New Delhi: Mohammed Tauheer, a poor office helper, fought back tears as he was shown the door at a police station where his sons were being questioned after a rescue operation for child workers.

“Believe me, they are my sons. Where are they being taken?" he pleaded, fearful he would never see his boys again. The children, aged 10 and 15, were working in a sweat shop when police raided the premises to rescue underage garment workers as part of a series of searches last week.

Protection call: A file photo of children at a garment unit in Shahpur Jat. Activists say children rescued after the Gap scandal need to be properly rehabilitated, or else most of them will be back at sweat shops soon.

Tauheer’s emotional pleas continued late into the night and underscored the factors that hamper India’s fight against underage workers— estimated to number somewhere between 12 million and 60 million.

An indifferent police, acute poverty and poor law enforcement have made it tough to stamp out child labour, which is under renewed focus since a local supplier to US retailer Gap was found using children at work.

A series of raids were swiftly conducted in narrow lanes housing small garment units in New Delhi after the Gap scandal emerged. And many such as Tauheer’s sons—who were eventually returned to the poor migrant worker—are likely to be back at work soon.

“These children need to be properly rehabilitated, or else most of them will be back at sweat shops in no time," said Bhuwan Ribhu of Save the Childhood Foundation, which says it has rescued more than 75,000 children in 25 years.

Activists say the laws provide for compensation to children, but the police and government lack the will to implement the rules.

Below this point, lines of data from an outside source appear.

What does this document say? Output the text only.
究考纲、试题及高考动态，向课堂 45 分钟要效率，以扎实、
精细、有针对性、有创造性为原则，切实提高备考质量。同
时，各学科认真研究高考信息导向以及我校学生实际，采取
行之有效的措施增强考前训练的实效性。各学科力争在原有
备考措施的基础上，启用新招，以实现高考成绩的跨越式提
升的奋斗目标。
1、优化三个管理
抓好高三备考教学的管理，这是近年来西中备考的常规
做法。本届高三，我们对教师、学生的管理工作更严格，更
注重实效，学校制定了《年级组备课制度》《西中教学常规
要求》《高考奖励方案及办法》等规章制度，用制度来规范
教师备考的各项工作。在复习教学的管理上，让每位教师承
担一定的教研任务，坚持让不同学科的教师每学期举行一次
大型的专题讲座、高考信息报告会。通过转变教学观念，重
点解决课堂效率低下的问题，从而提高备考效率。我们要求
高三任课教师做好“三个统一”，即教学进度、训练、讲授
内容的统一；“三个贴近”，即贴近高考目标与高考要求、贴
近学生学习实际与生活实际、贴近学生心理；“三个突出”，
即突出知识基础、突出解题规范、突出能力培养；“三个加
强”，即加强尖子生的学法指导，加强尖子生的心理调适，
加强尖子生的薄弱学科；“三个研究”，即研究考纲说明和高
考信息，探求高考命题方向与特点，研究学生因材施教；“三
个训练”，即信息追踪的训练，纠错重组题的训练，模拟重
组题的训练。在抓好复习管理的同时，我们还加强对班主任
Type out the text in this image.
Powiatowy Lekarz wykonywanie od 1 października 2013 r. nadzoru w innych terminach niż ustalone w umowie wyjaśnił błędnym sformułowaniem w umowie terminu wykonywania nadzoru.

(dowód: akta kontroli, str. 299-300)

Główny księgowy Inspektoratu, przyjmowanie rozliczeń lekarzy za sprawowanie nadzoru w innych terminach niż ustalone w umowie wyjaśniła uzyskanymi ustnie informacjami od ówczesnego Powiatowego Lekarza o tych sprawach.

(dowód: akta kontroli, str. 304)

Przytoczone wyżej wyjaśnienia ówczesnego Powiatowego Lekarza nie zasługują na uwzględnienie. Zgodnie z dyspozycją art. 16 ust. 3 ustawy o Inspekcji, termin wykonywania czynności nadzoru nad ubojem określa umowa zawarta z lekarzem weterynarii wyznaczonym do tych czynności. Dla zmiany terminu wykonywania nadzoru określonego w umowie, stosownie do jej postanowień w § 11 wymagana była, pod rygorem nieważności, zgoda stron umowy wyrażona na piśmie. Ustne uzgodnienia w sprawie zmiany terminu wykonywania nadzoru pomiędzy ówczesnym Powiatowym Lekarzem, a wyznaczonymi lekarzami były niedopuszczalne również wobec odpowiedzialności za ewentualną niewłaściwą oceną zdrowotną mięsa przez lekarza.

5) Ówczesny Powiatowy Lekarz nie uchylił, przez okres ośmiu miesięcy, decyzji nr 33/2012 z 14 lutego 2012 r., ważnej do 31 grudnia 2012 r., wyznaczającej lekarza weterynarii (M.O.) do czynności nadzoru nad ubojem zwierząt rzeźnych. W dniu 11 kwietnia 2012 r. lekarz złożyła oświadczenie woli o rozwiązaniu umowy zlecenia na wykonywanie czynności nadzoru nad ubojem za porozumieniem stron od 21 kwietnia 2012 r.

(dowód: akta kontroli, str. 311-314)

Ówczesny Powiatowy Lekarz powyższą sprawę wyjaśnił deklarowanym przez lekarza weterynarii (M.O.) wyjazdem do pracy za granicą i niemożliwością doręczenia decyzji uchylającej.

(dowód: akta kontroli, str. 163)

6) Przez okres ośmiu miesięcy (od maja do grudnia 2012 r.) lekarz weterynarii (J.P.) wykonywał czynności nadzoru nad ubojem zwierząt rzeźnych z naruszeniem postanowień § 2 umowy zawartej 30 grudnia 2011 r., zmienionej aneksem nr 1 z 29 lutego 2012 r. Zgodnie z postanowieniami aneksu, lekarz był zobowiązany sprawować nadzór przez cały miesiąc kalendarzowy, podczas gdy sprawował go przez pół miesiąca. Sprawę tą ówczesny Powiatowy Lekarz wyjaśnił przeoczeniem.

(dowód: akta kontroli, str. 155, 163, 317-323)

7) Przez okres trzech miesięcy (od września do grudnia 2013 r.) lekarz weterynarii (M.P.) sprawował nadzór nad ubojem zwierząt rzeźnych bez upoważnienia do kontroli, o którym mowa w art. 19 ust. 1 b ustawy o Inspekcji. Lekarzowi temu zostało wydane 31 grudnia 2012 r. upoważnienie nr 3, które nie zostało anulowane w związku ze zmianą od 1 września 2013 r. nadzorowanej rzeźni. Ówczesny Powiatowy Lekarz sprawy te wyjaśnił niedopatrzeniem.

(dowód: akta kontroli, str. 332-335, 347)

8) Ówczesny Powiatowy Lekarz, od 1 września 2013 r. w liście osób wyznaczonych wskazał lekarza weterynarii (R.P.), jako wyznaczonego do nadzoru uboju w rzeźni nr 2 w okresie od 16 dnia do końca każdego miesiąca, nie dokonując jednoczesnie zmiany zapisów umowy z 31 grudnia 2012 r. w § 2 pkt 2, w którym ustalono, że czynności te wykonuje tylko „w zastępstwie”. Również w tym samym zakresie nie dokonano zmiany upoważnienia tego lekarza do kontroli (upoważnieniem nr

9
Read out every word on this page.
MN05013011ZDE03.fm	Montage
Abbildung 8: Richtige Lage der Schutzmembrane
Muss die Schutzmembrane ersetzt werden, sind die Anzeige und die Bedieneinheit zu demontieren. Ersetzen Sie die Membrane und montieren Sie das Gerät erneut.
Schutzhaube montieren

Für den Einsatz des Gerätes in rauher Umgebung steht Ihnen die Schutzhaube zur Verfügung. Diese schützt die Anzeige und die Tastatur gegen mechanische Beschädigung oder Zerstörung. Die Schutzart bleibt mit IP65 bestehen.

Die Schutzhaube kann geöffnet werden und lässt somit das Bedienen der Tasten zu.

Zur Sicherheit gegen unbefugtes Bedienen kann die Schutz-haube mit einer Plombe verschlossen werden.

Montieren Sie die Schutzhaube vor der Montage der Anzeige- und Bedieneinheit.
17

During one such raid in New Delhi’s Khanpur area, activists said they needed to be present to ensure the police do not tip off the targets or accept bribes from factory owners.

It was the activists who barged into the shops, pulled out the children and questioned the employers—while the police failed to turn up as promised. “Officially the police are supposed to be here, but they haven’t reached here yet," shrugged Satyarthi, adding that two of his friends had been previously killed in such rescue work.

Most child workers come from the poor states of Bihar and Jharkhand, where many are bought from parents for as little as Rs1,000 with the frequently false promise of monthly salary.

Laws prohibit hiring children under the age of 14 for employment deemed “hazardous" such as for domestic work, restaurants, glass-making and embroidery work.

But many Indians continue to employ children in the belief that they are doing them a favour by providing for their families. “It is nonsense and has to do with the economics of cheap labour. If that is the case, why don’t they hire an adult and provide for his family," Ribhu said. “Our biggest challenge against child labour is that we look for excuses, not for ­solutions."

Poverty and lack of good primary education are seen as major causes of child labour. About 65 million children aged six to 14 were not attending school, according to census figures.

Despite a booming economy growing, India has the world’s most poor people, with some 290 million living in poverty, according to the World Bank.

The country’s level of child under-nutrition is almost double that of sub-Saharan Africa, it says.

“It’s a vicious cycle: children get jobs which their parents are not given and grow up to become unskilled adults who can’t find jobs again," said activist Satyarthi.

“Poverty is both a cause and consequence of child labour," Bhuwan added.